The other part of her research brings us back to our sea cliff problem. Are possums living exclusively on these sea cliffs, which would mean we have to find some way to eliminate them on these near vertical slopes, or are they just using them as dens and slipping into farmland to feed at night?

Brittany’s research question is a little broader. She is looking at the home ranges (the area which that possum will roam) that are living in or near the sea cliffs of Banks Peninsula. Once she has worked out what their home ranges look like, she can try different lure types (using alternative lures) to draw possums out of the cliffs and, what a good trapping/baiting regime might look like based on how those possums use those sea cliffs and surrounding areas.

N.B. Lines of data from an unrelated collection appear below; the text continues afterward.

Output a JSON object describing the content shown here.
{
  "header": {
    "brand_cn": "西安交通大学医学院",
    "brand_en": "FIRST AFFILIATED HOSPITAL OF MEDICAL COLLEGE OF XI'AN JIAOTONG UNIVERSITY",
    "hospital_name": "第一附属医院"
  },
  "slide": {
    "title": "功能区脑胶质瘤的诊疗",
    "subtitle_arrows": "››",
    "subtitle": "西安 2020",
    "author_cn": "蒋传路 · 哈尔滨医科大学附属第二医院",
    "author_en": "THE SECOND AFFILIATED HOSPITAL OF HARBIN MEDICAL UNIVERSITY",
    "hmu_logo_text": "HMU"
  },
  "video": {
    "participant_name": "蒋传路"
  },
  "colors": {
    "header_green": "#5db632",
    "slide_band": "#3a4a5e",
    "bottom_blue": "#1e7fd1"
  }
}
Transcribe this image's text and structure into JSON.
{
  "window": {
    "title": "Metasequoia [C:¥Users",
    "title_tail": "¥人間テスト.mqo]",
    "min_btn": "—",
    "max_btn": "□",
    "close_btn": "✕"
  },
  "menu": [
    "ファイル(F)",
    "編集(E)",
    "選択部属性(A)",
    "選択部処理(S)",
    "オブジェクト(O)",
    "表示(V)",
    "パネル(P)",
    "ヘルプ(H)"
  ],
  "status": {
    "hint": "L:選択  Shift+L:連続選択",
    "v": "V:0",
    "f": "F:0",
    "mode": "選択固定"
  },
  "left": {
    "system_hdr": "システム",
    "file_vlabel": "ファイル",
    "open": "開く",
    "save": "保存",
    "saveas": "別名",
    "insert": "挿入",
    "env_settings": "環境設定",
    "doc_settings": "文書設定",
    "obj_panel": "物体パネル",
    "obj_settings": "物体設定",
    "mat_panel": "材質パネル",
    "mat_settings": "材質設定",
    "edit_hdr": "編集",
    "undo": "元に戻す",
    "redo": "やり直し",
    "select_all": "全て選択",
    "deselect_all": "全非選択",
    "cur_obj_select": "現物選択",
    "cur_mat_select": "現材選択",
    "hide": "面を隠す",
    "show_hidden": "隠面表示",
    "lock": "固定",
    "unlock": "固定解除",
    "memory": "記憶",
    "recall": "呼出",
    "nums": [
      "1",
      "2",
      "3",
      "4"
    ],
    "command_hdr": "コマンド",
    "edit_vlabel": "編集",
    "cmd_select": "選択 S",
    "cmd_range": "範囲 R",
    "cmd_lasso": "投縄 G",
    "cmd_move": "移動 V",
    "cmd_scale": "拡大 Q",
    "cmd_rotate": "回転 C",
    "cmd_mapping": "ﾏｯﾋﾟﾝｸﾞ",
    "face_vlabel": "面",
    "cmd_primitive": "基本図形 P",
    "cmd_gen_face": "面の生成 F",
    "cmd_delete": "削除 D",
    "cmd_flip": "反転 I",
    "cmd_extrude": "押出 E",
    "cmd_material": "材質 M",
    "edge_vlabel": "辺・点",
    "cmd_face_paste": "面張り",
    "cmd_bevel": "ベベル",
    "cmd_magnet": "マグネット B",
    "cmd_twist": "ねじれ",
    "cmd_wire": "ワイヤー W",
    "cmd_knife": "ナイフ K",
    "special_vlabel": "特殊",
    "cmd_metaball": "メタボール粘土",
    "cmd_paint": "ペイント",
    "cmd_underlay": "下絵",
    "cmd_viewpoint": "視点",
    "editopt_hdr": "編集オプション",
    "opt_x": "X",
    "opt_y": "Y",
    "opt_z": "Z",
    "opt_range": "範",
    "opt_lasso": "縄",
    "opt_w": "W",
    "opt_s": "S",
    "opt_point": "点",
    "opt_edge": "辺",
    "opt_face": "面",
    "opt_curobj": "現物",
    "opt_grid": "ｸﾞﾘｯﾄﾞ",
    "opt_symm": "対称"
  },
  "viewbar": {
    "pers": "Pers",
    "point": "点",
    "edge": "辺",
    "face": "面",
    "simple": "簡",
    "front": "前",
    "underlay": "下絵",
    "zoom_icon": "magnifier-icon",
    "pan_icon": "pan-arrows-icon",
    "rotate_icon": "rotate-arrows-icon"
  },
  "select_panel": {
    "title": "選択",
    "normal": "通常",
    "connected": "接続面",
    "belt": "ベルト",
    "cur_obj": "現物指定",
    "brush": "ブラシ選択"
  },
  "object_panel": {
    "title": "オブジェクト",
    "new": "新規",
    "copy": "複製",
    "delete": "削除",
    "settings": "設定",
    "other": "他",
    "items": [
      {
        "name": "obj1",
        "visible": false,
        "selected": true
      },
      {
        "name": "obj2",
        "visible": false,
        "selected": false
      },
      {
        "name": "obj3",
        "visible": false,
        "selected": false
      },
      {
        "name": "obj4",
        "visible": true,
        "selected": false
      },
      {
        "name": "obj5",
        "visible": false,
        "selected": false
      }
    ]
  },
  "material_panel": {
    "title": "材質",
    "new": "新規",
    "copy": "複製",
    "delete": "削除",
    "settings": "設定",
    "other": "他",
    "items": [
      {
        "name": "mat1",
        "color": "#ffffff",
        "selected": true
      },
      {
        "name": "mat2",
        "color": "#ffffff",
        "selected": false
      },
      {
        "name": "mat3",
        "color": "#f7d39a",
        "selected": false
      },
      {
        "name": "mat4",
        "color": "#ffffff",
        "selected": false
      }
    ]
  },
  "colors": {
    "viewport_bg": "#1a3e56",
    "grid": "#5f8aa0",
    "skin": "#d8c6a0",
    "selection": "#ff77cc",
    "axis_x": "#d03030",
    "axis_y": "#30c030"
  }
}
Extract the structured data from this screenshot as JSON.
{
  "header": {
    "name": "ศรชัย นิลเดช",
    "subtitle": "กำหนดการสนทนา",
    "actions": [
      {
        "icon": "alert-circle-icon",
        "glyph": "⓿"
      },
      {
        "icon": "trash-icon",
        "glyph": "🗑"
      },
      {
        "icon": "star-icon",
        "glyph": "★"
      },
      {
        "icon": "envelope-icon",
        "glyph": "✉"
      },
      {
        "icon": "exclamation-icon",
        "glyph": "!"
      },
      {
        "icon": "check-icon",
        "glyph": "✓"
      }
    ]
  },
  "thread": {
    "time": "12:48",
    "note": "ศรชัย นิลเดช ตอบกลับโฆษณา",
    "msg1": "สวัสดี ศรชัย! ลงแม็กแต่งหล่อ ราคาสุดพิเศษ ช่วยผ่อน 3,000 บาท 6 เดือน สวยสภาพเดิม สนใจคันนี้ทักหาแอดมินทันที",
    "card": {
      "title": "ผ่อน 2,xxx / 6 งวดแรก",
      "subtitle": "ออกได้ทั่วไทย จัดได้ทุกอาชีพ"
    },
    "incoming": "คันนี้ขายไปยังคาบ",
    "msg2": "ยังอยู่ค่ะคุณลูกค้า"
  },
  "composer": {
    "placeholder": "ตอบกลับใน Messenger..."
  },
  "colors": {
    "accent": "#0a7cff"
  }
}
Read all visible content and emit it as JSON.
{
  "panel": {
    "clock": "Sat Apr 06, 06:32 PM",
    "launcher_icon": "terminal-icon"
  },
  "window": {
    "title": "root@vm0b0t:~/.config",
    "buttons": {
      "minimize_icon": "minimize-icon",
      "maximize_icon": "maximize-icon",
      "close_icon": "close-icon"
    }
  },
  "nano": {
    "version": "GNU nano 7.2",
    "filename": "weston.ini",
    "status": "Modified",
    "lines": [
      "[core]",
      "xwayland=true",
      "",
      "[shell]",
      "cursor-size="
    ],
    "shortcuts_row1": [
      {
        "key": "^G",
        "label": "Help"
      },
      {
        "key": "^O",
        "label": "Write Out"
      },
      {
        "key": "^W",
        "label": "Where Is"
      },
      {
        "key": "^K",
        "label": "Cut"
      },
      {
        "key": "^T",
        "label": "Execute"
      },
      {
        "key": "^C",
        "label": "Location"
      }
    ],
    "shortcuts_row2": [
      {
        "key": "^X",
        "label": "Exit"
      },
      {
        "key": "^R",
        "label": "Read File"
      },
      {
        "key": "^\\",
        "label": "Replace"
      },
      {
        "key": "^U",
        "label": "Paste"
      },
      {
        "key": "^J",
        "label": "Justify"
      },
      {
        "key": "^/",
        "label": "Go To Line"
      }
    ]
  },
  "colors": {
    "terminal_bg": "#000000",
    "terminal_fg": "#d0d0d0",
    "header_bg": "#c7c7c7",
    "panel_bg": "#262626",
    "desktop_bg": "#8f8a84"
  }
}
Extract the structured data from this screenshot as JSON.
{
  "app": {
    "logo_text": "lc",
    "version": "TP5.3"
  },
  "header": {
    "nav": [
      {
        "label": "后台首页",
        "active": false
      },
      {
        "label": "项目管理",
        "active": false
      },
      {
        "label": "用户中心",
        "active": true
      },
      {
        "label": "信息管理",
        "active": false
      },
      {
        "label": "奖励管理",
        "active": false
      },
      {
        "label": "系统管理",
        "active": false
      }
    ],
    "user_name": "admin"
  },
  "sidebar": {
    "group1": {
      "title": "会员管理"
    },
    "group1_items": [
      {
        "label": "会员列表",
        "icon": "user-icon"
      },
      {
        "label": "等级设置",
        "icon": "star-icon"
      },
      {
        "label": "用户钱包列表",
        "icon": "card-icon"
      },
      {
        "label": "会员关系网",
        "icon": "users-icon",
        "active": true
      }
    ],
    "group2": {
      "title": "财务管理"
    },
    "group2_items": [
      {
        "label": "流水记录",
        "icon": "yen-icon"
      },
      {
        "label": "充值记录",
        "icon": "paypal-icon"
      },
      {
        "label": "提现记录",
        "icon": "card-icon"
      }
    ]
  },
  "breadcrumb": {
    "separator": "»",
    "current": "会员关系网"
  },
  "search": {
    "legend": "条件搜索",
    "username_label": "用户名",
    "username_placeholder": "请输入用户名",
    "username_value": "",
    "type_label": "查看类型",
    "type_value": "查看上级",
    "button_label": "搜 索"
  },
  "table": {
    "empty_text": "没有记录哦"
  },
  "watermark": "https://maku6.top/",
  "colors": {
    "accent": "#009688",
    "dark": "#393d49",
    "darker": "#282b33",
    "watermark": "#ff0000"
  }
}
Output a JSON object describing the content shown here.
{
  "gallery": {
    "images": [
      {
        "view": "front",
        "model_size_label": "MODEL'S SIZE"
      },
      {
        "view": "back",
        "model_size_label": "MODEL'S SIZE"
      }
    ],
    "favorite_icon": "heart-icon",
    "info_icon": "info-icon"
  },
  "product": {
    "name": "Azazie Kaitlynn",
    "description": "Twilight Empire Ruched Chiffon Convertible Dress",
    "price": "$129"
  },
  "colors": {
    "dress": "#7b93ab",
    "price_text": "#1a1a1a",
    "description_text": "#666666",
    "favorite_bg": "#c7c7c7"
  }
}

So how do we find out what a possum’s home range looks like? There is nothing like a montage to show the process. Firstly, Brittany, along with PFBP team members deployed a network of live traps around the edge of the sea cliffs to catch live possums. Secondly, they are anaesthetised, and a GPS collar is attached to them, before letting them go free again once they have woken up. All done as humanely as possible to reduce stress on the animal. This collar will record where they go for around 3 weeks and send the data to Brittany.

Photo: Possums are removed from the live capture traps and put in a box to be anaethetised. This means it can be handled without stress to the animal. (Credit: Jess Helps)

Photo: A possum having the collar attached.

You can see that with this data, we will be able to determine if they are living comfortably in these sea cliff homes, or, as we suspect, they are just sheltering there during the day and doing forest-farmland recces during the night. And, if Brittany’s research shows these alternative lures are bringing possums in from afar to a smaller network of traps/bait stations, then we have a better chance of eliminating them from the Peninsula.

Imagine, this research could result in meaningful gains for our native and endemic biodiversity in not just our perfect corner of the world, but the rest of Aotearoa/New Zealand as well. Brittany adds, “Ideally, we would love to reduce, and hopefully in the long run, eliminate pest mammals on Banks Peninsula to help restore the native wildlife as close as it was before the pests were introduced.”

No pest control operation in Aotearoa has an unlimited budget. With research like Brittany’s we might just make that conservation dollar go further by being smarter in our elimination strategy. That means bigger bang for the buck, for the future of our native species.

Nau mai, haere mai Brittany. Welcome to the team!